CHATTANOOGA, Tenn. (Reuters) - Investigators on Friday sought to determine what led a 24-year-old gunman to open fire at two military offices in Chattanooga, Tennessee, killing four Marines in an attack officials said could be an act of domestic terrorism.
Mohammod Youssuf Abdulazeez, identified as the shooter by the Federal Bureau of Investigation, was shot to death in the rampage that also injured three people, including a sailor who was critically wounded.
The attack comes at a time when U.S. military and law enforcement authorities are increasingly concerned about the threat "lone wolves" pose to domestic targets.
The suspect, seen driving an open-top Ford Mustang, first went to a joint military recruiting center in a strip mall and sprayed it with gunfire, riddling the glass facade with bullet holes.
"Everybody was at a standstill and as soon as he pulled away everyone scrambled, trying to make sure everyone was OK," said Erica Wright, who works two doors down from the center.
The gunman then drove off to a Naval Reserve Center about 6 miles (10 km) away, fatally shooting the four Marines before being shot and killed in a firefight with police.

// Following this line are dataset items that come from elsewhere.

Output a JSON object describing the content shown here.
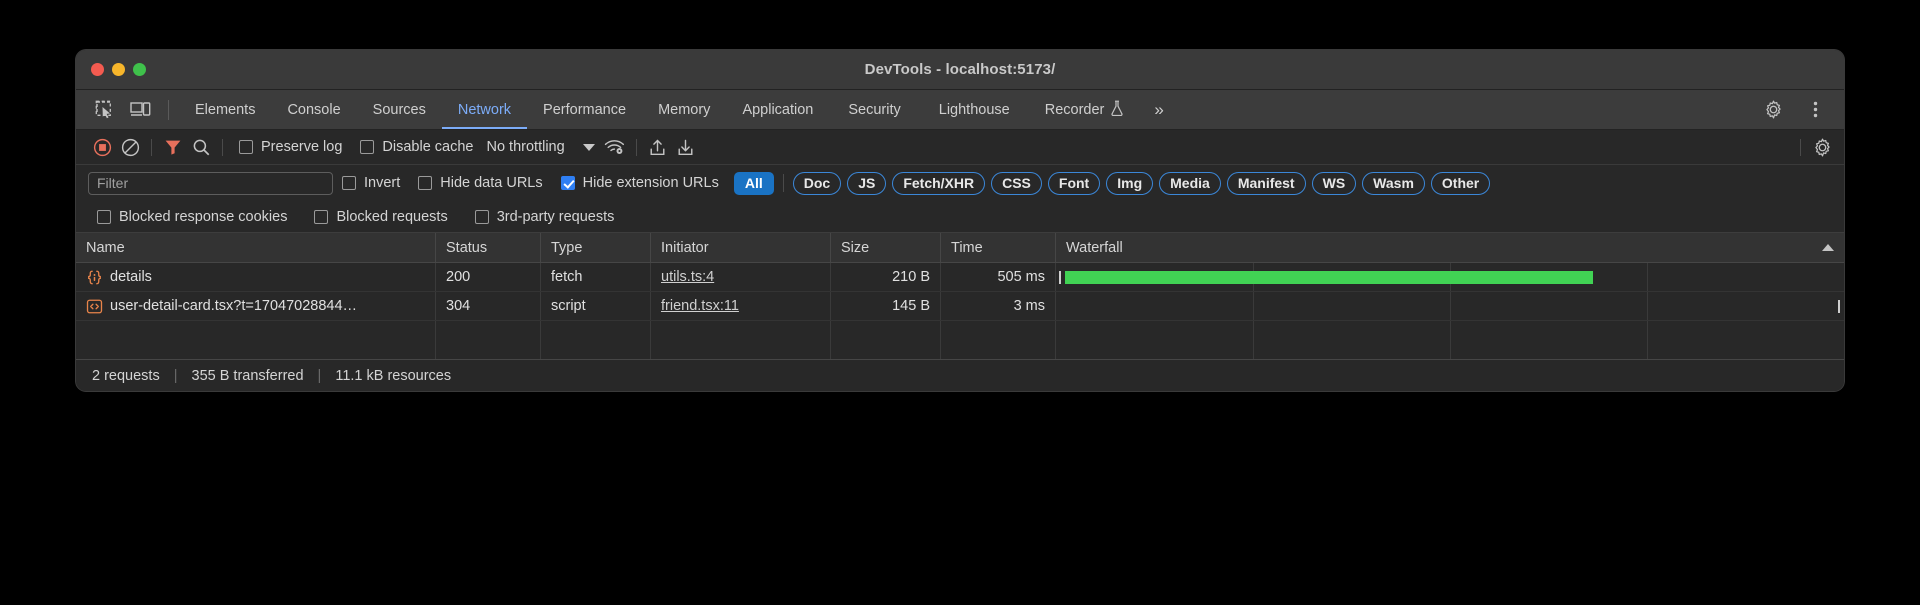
{
  "window": {
    "title": "DevTools - localhost:5173/",
    "traffic_lights": [
      "close",
      "minimize",
      "maximize"
    ],
    "colors": {
      "close": "#f45b50",
      "minimize": "#f7b62b",
      "maximize": "#3fc14b"
    }
  },
  "tabbar": {
    "left_icons": [
      {
        "name": "inspect-element-icon"
      },
      {
        "name": "device-toolbar-icon"
      }
    ],
    "tabs": [
      {
        "label": "Elements",
        "active": false
      },
      {
        "label": "Console",
        "active": false
      },
      {
        "label": "Sources",
        "active": false
      },
      {
        "label": "Network",
        "active": true
      },
      {
        "label": "Performance",
        "active": false
      },
      {
        "label": "Memory",
        "active": false
      },
      {
        "label": "Application",
        "active": false
      },
      {
        "label": "Security",
        "active": false
      },
      {
        "label": "Lighthouse",
        "active": false
      },
      {
        "label": "Recorder",
        "active": false,
        "icon": "experiment-flask-icon"
      }
    ],
    "overflow_label": "»",
    "right_icons": [
      {
        "name": "settings-gear-icon"
      },
      {
        "name": "more-options-icon"
      }
    ],
    "active_color": "#7cacf8"
  },
  "network_toolbar": {
    "record_button": {
      "name": "record-button",
      "title": "Stop recording",
      "color": "#e8705c"
    },
    "clear_button": {
      "name": "clear-button",
      "title": "Clear"
    },
    "filter_button": {
      "name": "filter-funnel-icon",
      "title": "Filter",
      "active": true,
      "color": "#e8705c"
    },
    "search_button": {
      "name": "search-icon",
      "title": "Search"
    },
    "preserve_log": {
      "label": "Preserve log",
      "checked": false
    },
    "disable_cache": {
      "label": "Disable cache",
      "checked": false
    },
    "throttling": {
      "value": "No throttling"
    },
    "network_conditions_icon": "wifi-settings-icon",
    "import_icon": "import-har-icon",
    "export_icon": "export-har-icon",
    "settings_icon": "network-settings-gear-icon"
  },
  "filter_bar": {
    "search": {
      "placeholder": "Filter",
      "value": ""
    },
    "invert": {
      "label": "Invert",
      "checked": false
    },
    "hide_data_urls": {
      "label": "Hide data URLs",
      "checked": false
    },
    "hide_extension_urls": {
      "label": "Hide extension URLs",
      "checked": true
    },
    "type_filters": [
      {
        "label": "All",
        "active": true
      },
      {
        "label": "Doc",
        "active": false
      },
      {
        "label": "JS",
        "active": false
      },
      {
        "label": "Fetch/XHR",
        "active": false
      },
      {
        "label": "CSS",
        "active": false
      },
      {
        "label": "Font",
        "active": false
      },
      {
        "label": "Img",
        "active": false
      },
      {
        "label": "Media",
        "active": false
      },
      {
        "label": "Manifest",
        "active": false
      },
      {
        "label": "WS",
        "active": false
      },
      {
        "label": "Wasm",
        "active": false
      },
      {
        "label": "Other",
        "active": false
      }
    ],
    "accent_color": "#1a73c4"
  },
  "checkbox_row": [
    {
      "label": "Blocked response cookies",
      "checked": false
    },
    {
      "label": "Blocked requests",
      "checked": false
    },
    {
      "label": "3rd-party requests",
      "checked": false
    }
  ],
  "requests_table": {
    "columns": [
      {
        "label": "Name"
      },
      {
        "label": "Status"
      },
      {
        "label": "Type"
      },
      {
        "label": "Initiator"
      },
      {
        "label": "Size"
      },
      {
        "label": "Time"
      },
      {
        "label": "Waterfall",
        "sorted": "asc"
      }
    ],
    "rows": [
      {
        "icon": "json-resource-icon",
        "name": "details",
        "status": "200",
        "type": "fetch",
        "initiator": "utils.ts:4",
        "size": "210 B",
        "time": "505 ms",
        "waterfall": {
          "start_pct": 0.5,
          "width_pct": 67.5,
          "color": "#41d354"
        }
      },
      {
        "icon": "script-resource-icon",
        "name": "user-detail-card.tsx?t=17047028844…",
        "status": "304",
        "type": "script",
        "initiator": "friend.tsx:11",
        "size": "145 B",
        "time": "3 ms",
        "waterfall": {
          "start_pct": 99.2,
          "width_pct": 0.5,
          "color": "#cfcfcf"
        }
      }
    ]
  },
  "status_bar": {
    "requests": "2 requests",
    "transferred": "355 B transferred",
    "resources": "11.1 kB resources",
    "separator": "|"
  }
}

Three others were wounded in the attacks, including a police officer reported to be in stable condition and a Marine.
The shootings began around 10:45 a.m. (1445 GMT) and ended about 30 minutes later.
NBC News reported that Abdulazeez was a naturalized American who was born in Kuwait. U.S. law enforcement officials said they were investigating whether he was inspired by Islamic State or a similar group.
Islamic State had threatened to step up violence in the holy fasting month of Ramadan, which ends on Friday evening.
The extremist group, also known as ISIS and ISIL, claimed responsibility when a gunman in Tunisia opened fire at a popular tourist hotel and killed 37 people in June. On the same day, there was an attack in France and a suicide bombing in Kuwait.
At a news conference late Thursday, Edward Reinhold, special agent in charge of the FBI's Knoxville, Tennessee, division, said investigators had found nothing that tied the suspect to an international terrorist organization.
Nobody else had been taken into custody, he said.
The SITE Intelligence Group, which tracks extremist groups, said that Abdulazeez blogged on Monday that "life is short and bitter" and Muslims should not miss an opportunity to "submit to Allah." Reuters could not independently verify the blog postings.
The New York Times, citing unnamed law enforcement officials, reported that his father had been under investigation several years ago, over possible ties to a foreign terrorist organization. His name was later removed from a terror watch list.
According to a resume believed to have been posted online by Abdulazeez, he attended high school in a Chattanooga suburb and graduated from the University of Tennessee with an engineering degree.
"I remember him being very creative. He was a very light-minded kind of individual. All his videos were always very unique and entertaining," said Greg Raymond, 28, who worked with Abdulazeez on a high school television program.
"He was a really calm, smart and cool person who joked around. Like me, he wasn't very popular so we always kind of got along. He seemed like a really normal guy," Raymond said.
Mary Winter, president of the Colonial Shores Neighborhood Association, said she had known Abdulazeez and his family for more than 10 years and was stunned.
"He never caused any trouble," she said. "We can't believe that this happened."
President Barack Obama offered his condolences to the victims' families and said officials would be prompt and thorough in getting answers on the shootings.
"It is a heartbreaking circumstance for these individuals who have served our country with great valor to be killed in this fashion," he said in a statement from the Oval Office.
The Department of Homeland Security was stepping up security at certain federal facilities and supporting the FBI investigation, DHS Secretary Jeh Johnson said in a statement.
Media in Chattanooga, a city of about 173,000 people along the Tennessee River in the southeast of the state, said memorial services for the victims would be held in various churches.
The Department of Defense will decide whether to release the names of the victims, federal officials said.
An autopsy will determine how Abdulazeez died.
The attack drew condemnation from Islamic groups.
"We condemn this horrific attack in the strongest terms possible," said Nihad Awad, national director of the Council on American-Islamic Relations.
There have been other attacks on U.S. military personnel in the United States.
In 2009, former U.S. Army major Nidal Hasan fatally shot 13 people at Fort Hood in Texas. He said he targeted unarmed soldiers preparing for deployment in retaliation for U.S. wars in the Muslim world.
And in May, two gunmen opened fire with assault rifles at a heavily guarded Texas exhibit of caricatures of the Prophet Mohammad. Both men were shot to death by responding authorities.